С этими словами Шарплесс развернулся на каблуках и вышел из комнаты.
Тёо-Тёо-сан была на седьмом месяце беременности и спокойно шила крохотные одежки для младенца, когда Пинкертон сообщил ей, что по семейным обстоятельствам ему придется вернуться в Америку.
— Но, Пинкертон-сан, малыш родится через несколько месяцев! — воскликнула Тёо-Тёо, и крошечные штанишки, выскользнув из ее пальцев, ярким пятном упали на пол. — Вы не можете подождать?
— К сожалению, нет, приказано отплывать через два дня, милая Тёо-Тёо, — ответил Пинкертон, обнимая расстроенную девушку. — Но это всего пара месяцев, к рождению ребенка я буду здесь, и вернусь я тем быстрее, чем скорее уеду. А пока меня нет, о тебе позаботится Судзуки, и Шарплесс обещал мне за тобой приглядывать, — продолжал Пинкертон и ощутил острый укол вины, когда почувствовал, как дрожит Тёо-Тёо: ведь рушился весь ее счастливый мир. Шарплесс прав — он подонок, раз бросает Тёо-Тёо в такое время.
Возможно, ему следовало бы подождать, когда она родит, а не оставлять ее в таком положении. В конце концов, она носит его ребенка. Но Хелен, его американская невеста, несколько дней назад поставила ему ультиматум: если он не вернется и не женится на ней в течение месяца, между ними все кончено.
Честно говоря, Пинкертон привык к легкой жизни в Нагасаки, к налаженному семейному быту с покладистой Тёо-Тёо, и ему совсем не хотелось уезжать. Но терпение Хелен подходило к концу, а потерять ее он был не готов.
Тёо-Тёо была хорошей женой, поэтому последние два дня перед отплытием Пинкертона провела, помогая ему собрать вещи и подготовиться к путешествию, хотя на сердце у нее было тяжело и в глазах стояли невыплаканные слезы. Она не сомневалась, что он сдержит слово и вернется, однако следующие два месяца без него представлялись ей одинокими и трудными.
Она была очень счастлива в браке с Пинкертоном, даже не помышляя, что он может ее покинуть, и оттого теперь, в ожидании разлуки, чувствовала боль, уступавшую по силе лишь той, которую она испытала, когда ее отец совершил харакири.
— Нужно держать себя в руках, Тёо-Тёо-сан, — сказала Судзуки. — Хорошая японская жена не должна огорчать мужа слезами и скорбью, когда он отправляется в дальний путь. Пожелайте ему попутного ветра и скорого возвращения.
— Он же вернется, правда, Судзуки? — снова и снова спрашивала Тёо-Тёо.
За прошедшие два дня она тысячу раз задала тот же вопрос Пинкертону, и он всегда отвечал без колебаний:
— Конечно же, я вернусь, Тёо-Тёо, моя прекрасная бабочка, вернусь, как только смогу, и надеюсь, еще до рождения ребенка.

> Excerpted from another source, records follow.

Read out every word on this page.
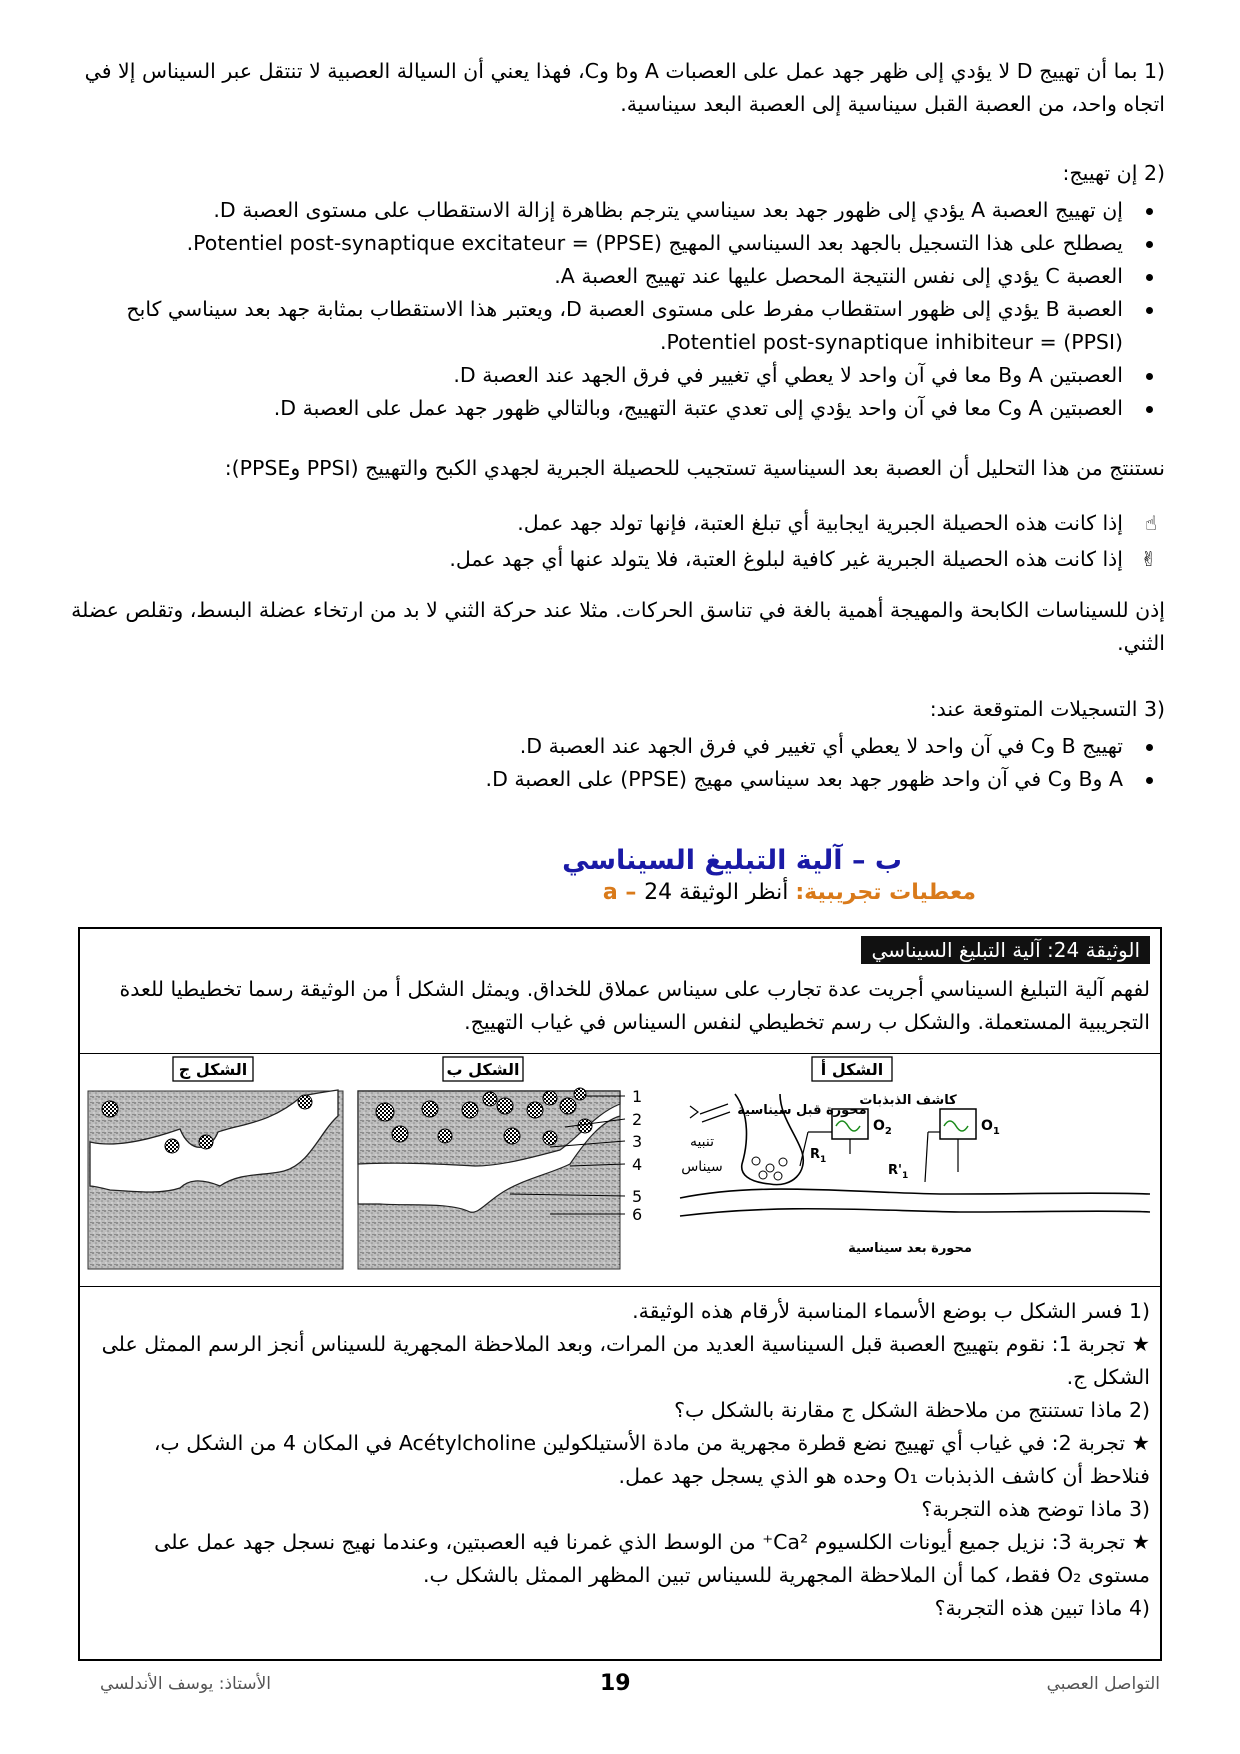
(1 بما أن تهييج D لا يؤدي إلى ظهر جهد عمل على العصبات A وb وC، فهذا يعني أن السيالة العصبية لا تنتقل عبر السيناس إلا في اتجاه واحد، من العصبة القبل سيناسية إلى العصبة البعد سيناسية.
(2 إن تهييج:
إن تهييج العصبة A يؤدي إلى ظهور جهد بعد سيناسي يترجم بظاهرة إزالة الاستقطاب على مستوى العصبة D.
يصطلح على هذا التسجيل بالجهد بعد السيناسي المهيج (PPSE) = Potentiel post-synaptique excitateur.
العصبة C يؤدي إلى نفس النتيجة المحصل عليها عند تهييج العصبة A.
العصبة B يؤدي إلى ظهور استقطاب مفرط على مستوى العصبة D، ويعتبر هذا الاستقطاب بمثابة جهد بعد سيناسي كابح (PPSI) = Potentiel post-synaptique inhibiteur.
العصبتين A وB معا في آن واحد لا يعطي أي تغيير في فرق الجهد عند العصبة D.
العصبتين A وC معا في آن واحد يؤدي إلى تعدي عتبة التهييج، وبالتالي ظهور جهد عمل على العصبة D.
نستنتج من هذا التحليل أن العصبة بعد السيناسية تستجيب للحصيلة الجبرية لجهدي الكبح والتهييج (PPSI وPPSE):
☝
إذا كانت هذه الحصيلة الجبرية ايجابية أي تبلغ العتبة، فإنها تولد جهد عمل.
✌
إذا كانت هذه الحصيلة الجبرية غير كافية لبلوغ العتبة، فلا يتولد عنها أي جهد عمل.
إذن للسيناسات الكابحة والمهيجة أهمية بالغة في تناسق الحركات. مثلا عند حركة الثني لا بد من ارتخاء عضلة البسط، وتقلص عضلة الثني.
(3 التسجيلات المتوقعة عند:
تهييج B وC في آن واحد لا يعطي أي تغيير في فرق الجهد عند العصبة D.
A وB وC في آن واحد ظهور جهد بعد سيناسي مهيج (PPSE) على العصبة D.
ب – آلية التبليغ السيناسي
a – معطيات تجريبية: أنظر الوثيقة 24
الوثيقة 24: آلية التبليغ السيناسي
لفهم آلية التبليغ السيناسي أجريت عدة تجارب على سيناس عملاق للخداق. ويمثل الشكل أ من الوثيقة رسما تخطيطيا للعدة التجريبية المستعملة. والشكل ب رسم تخطيطي لنفس السيناس في غياب التهييج.
الشكل ج	الشكل ب	الشكل أ
1
2
3
4
5
6
محورة قبل سيناسية
كاشف الذبذبات
تنبيه
سيناس
محورة بعد سيناسية
$O_2$	$O_1$
$R_1$
$R'_1$
(1 فسر الشكل ب بوضع الأسماء المناسبة لأرقام هذه الوثيقة.
★ تجربة 1: نقوم بتهييج العصبة قبل السيناسية العديد من المرات، وبعد الملاحظة المجهرية للسيناس أنجز الرسم الممثل على الشكل ج.
(2 ماذا تستنتج من ملاحظة الشكل ج مقارنة بالشكل ب؟
★ تجربة 2: في غياب أي تهييج نضع قطرة مجهرية من مادة الأستيلكولين Acétylcholine في المكان 4 من الشكل ب، فنلاحظ أن كاشف الذبذبات O₁ وحده هو الذي يسجل جهد عمل.
(3 ماذا توضح هذه التجربة؟
★ تجربة 3: نزيل جميع أيونات الكلسيوم Ca²⁺ من الوسط الذي غمرنا فيه العصبتين، وعندما نهيج نسجل جهد عمل على مستوى O₂ فقط، كما أن الملاحظة المجهرية للسيناس تبين المظهر الممثل بالشكل ب.
(4 ماذا تبين هذه التجربة؟
الأستاذ: يوسف الأندلسي	19	التواصل العصبي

Последние две ночи Тёо-Тёо лежала в объятиях мужа, слушая его успокаивающие заверения и рассказы об их совместном будущем после его возвращения из Америки, и в тот день, когда они с Судзуки провожали Пинкертона в порту, она и тени сомнения не испытывала, что он вернется через два месяца, как обещал.

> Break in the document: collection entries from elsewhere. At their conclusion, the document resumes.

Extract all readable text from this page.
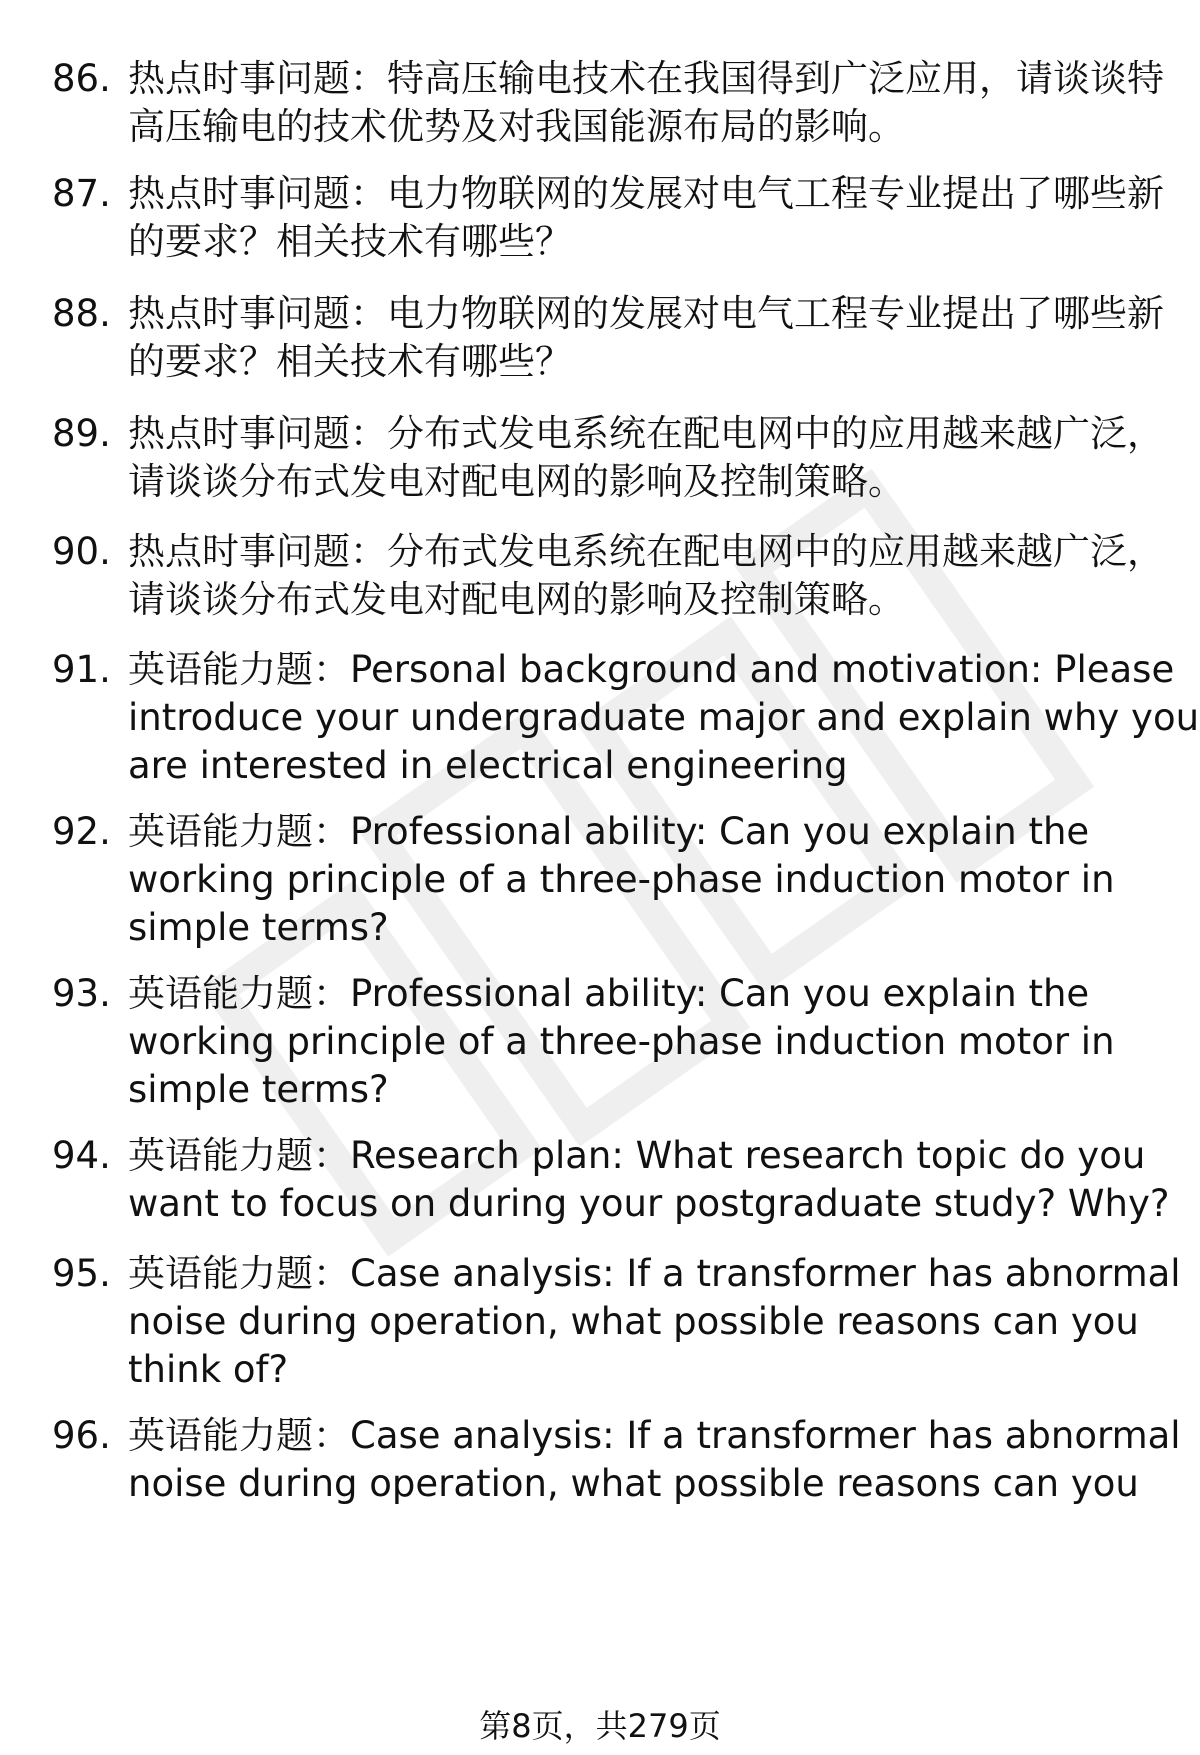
86. 热点时事问题：特高压输电技术在我国得到广泛应用，请谈谈特
高压输电的技术优势及对我国能源布局的影响。
87. 热点时事问题：电力物联网的发展对电气工程专业提出了哪些新
的要求？相关技术有哪些？
88. 热点时事问题：电力物联网的发展对电气工程专业提出了哪些新
的要求？相关技术有哪些？
89. 热点时事问题：分布式发电系统在配电网中的应用越来越广泛，
请谈谈分布式发电对配电网的影响及控制策略。
90. 热点时事问题：分布式发电系统在配电网中的应用越来越广泛，
请谈谈分布式发电对配电网的影响及控制策略。
91. 英语能力题：Personal background and motivation: Please
introduce your undergraduate major and explain why you
are interested in electrical engineering
92. 英语能力题：Professional ability: Can you explain the
working principle of a three-phase induction motor in
simple terms?
93. 英语能力题：Professional ability: Can you explain the
working principle of a three-phase induction motor in
simple terms?
94. 英语能力题：Research plan: What research topic do you
want to focus on during your postgraduate study? Why?
95. 英语能力题：Case analysis: If a transformer has abnormal
noise during operation, what possible reasons can you
think of?
96. 英语能力题：Case analysis: If a transformer has abnormal
noise during operation, what possible reasons can you
第8页，共279页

Хоть Тёо-Тёо и пыталась делать вид, что все в порядке, она едва не лишилась чувств, когда увидела, как ее муж и отец ее нерожденного ребенка поднимается по трапу огромного пассажирского лайнера, увозившего его от нее.
Хорошо еще, что с ними был Шарплесс — он был добр к Тёо-Тёо и поддержал ее под руки, когда она разрыдалась, глядя, как корабль медленно отплывает от причала и машущая фигура Пинкертона растворяется на горизонте.

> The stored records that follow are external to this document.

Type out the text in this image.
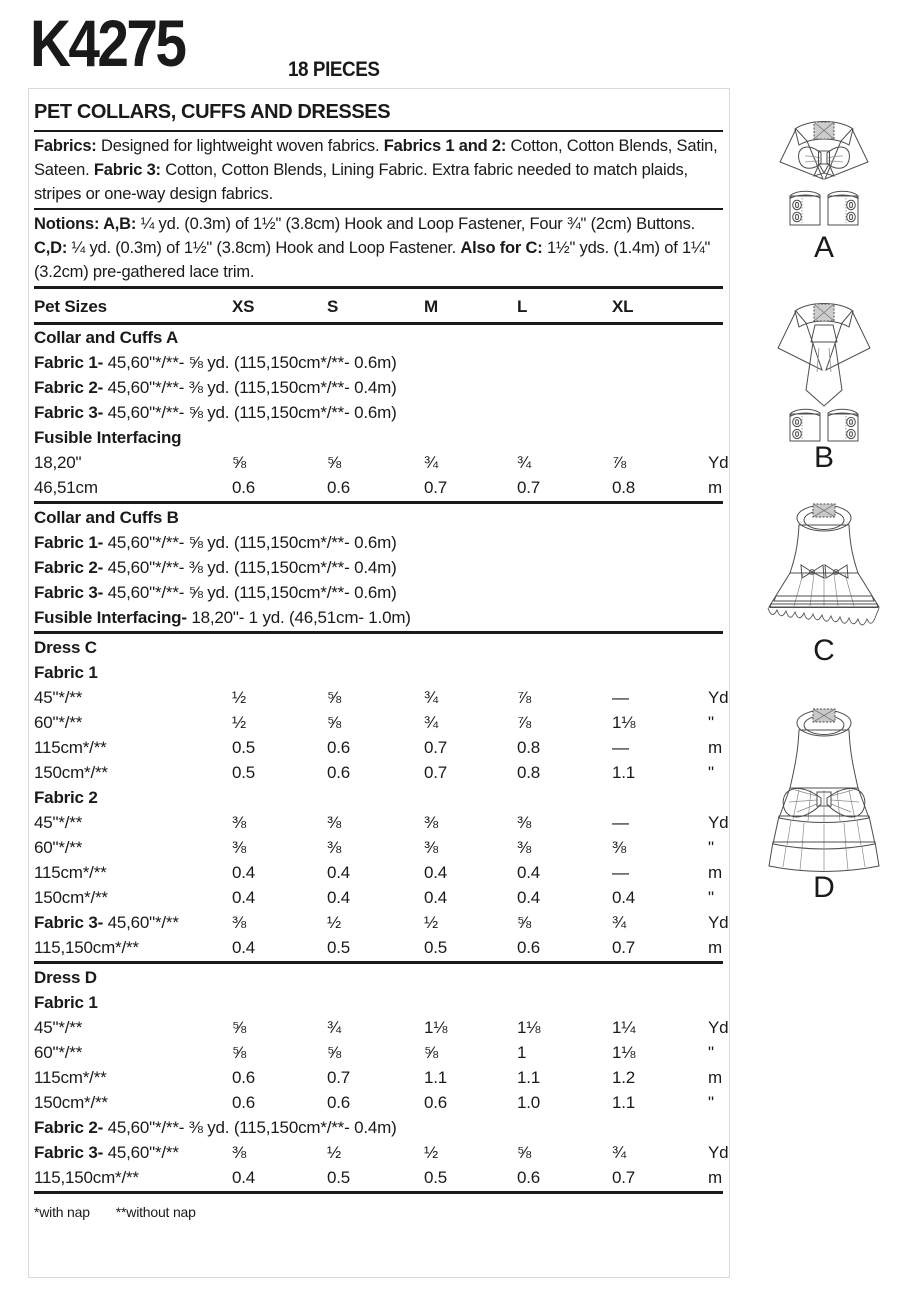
K4275	18 PIECES
PET COLLARS, CUFFS AND DRESSES
Fabrics: Designed for lightweight woven fabrics. Fabrics 1 and 2: Cotton, Cotton Blends, Satin, Sateen. Fabric 3: Cotton, Cotton Blends, Lining Fabric. Extra fabric needed to match plaids, stripes or one-way design fabrics.
Notions: A,B: ¼ yd. (0.3m) of 1½" (3.8cm) Hook and Loop Fastener, Four ¾" (2cm) Buttons. C,D: ¼ yd. (0.3m) of 1½" (3.8cm) Hook and Loop Fastener. Also for C: 1½" yds. (1.4m) of 1¼" (3.2cm) pre-gathered lace trim.
Pet Sizes	XS	S	M	L	XL
Collar and Cuffs A
Fabric 1- 45,60"*/**- ⅝ yd. (115,150cm*/**- 0.6m)
Fabric 2- 45,60"*/**- ⅜ yd. (115,150cm*/**- 0.4m)
Fabric 3- 45,60"*/**- ⅝ yd. (115,150cm*/**- 0.6m)
Fusible Interfacing
18,20"	⅝	⅝	¾	¾	⅞	Yd
46,51cm	0.6	0.6	0.7	0.7	0.8	m
Collar and Cuffs B
Fabric 1- 45,60"*/**- ⅝ yd. (115,150cm*/**- 0.6m)
Fabric 2- 45,60"*/**- ⅜ yd. (115,150cm*/**- 0.4m)
Fabric 3- 45,60"*/**- ⅝ yd. (115,150cm*/**- 0.6m)
Fusible Interfacing- 18,20"- 1 yd. (46,51cm- 1.0m)
Dress C
Fabric 1
45"*/**	½	⅝	¾	⅞	—	Yd
60"*/**	½	⅝	¾	⅞	1⅛	"
115cm*/**	0.5	0.6	0.7	0.8	—	m
150cm*/**	0.5	0.6	0.7	0.8	1.1	"
Fabric 2
45"*/**	⅜	⅜	⅜	⅜	—	Yd
60"*/**	⅜	⅜	⅜	⅜	⅜	"
115cm*/**	0.4	0.4	0.4	0.4	—	m
150cm*/**	0.4	0.4	0.4	0.4	0.4	"
Fabric 3- 45,60"*/**	⅜	½	½	⅝	¾	Yd
115,150cm*/**	0.4	0.5	0.5	0.6	0.7	m
Dress D
Fabric 1
45"*/**	⅝	¾	1⅛	1⅛	1¼	Yd
60"*/**	⅝	⅝	⅝	1	1⅛	"
115cm*/**	0.6	0.7	1.1	1.1	1.2	m
150cm*/**	0.6	0.6	0.6	1.0	1.1	"
Fabric 2- 45,60"*/**- ⅜ yd. (115,150cm*/**- 0.4m)
Fabric 3- 45,60"*/**	⅜	½	½	⅝	¾	Yd
115,150cm*/**	0.4	0.5	0.5	0.6	0.7	m
*with nap **without nap
A
B
C
D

— Он сказал, что вернется, правда, Шарплесс-сан? — всхлипывала Тёо-Тёо, когда Судзуки с Шарплессом повели ее из порта домой.
Шарплесс некоторое время молчал, но потом ответил утвердительно, только чтобы успокоить беременную девушку, близкую к истерике, хотя и знал, что Пинкертон не вернется — ведь он плыл в Америку, чтобы жениться.
— Пожалуйста, обращайтесь ко мне, если вам понадобится какая-нибудь помощь с Тёо-Тёо-сан, — сказал он на прощание Судзуки.
Шарплесс был добрым и богобоязненным человеком и стыдился, что его соотечественник причинил столько горя невинной девушке, а он позволил этому случиться.
После полного треволнений дня Тёо-Тёо чувствовала себя измотанной. Судзуки искупала ее в теплой ароматической ванне и помогла улечься на футон, которым она давно не пользовалась, потому что Пинкертон настаивал, чтобы они спали на кровати.
Но той ночью случилось и нечто прекрасное. Впервые за долгое время ребенок шевельнулся в ней, будто пытаясь утешить и сказать, что она не одна и поэтому ей не нужно плакать.
И Тёо-Тёо заснула, успокоенная присутствием растущей и шевелящейся в ней жизни, ощущением того, что она действительно не одинока.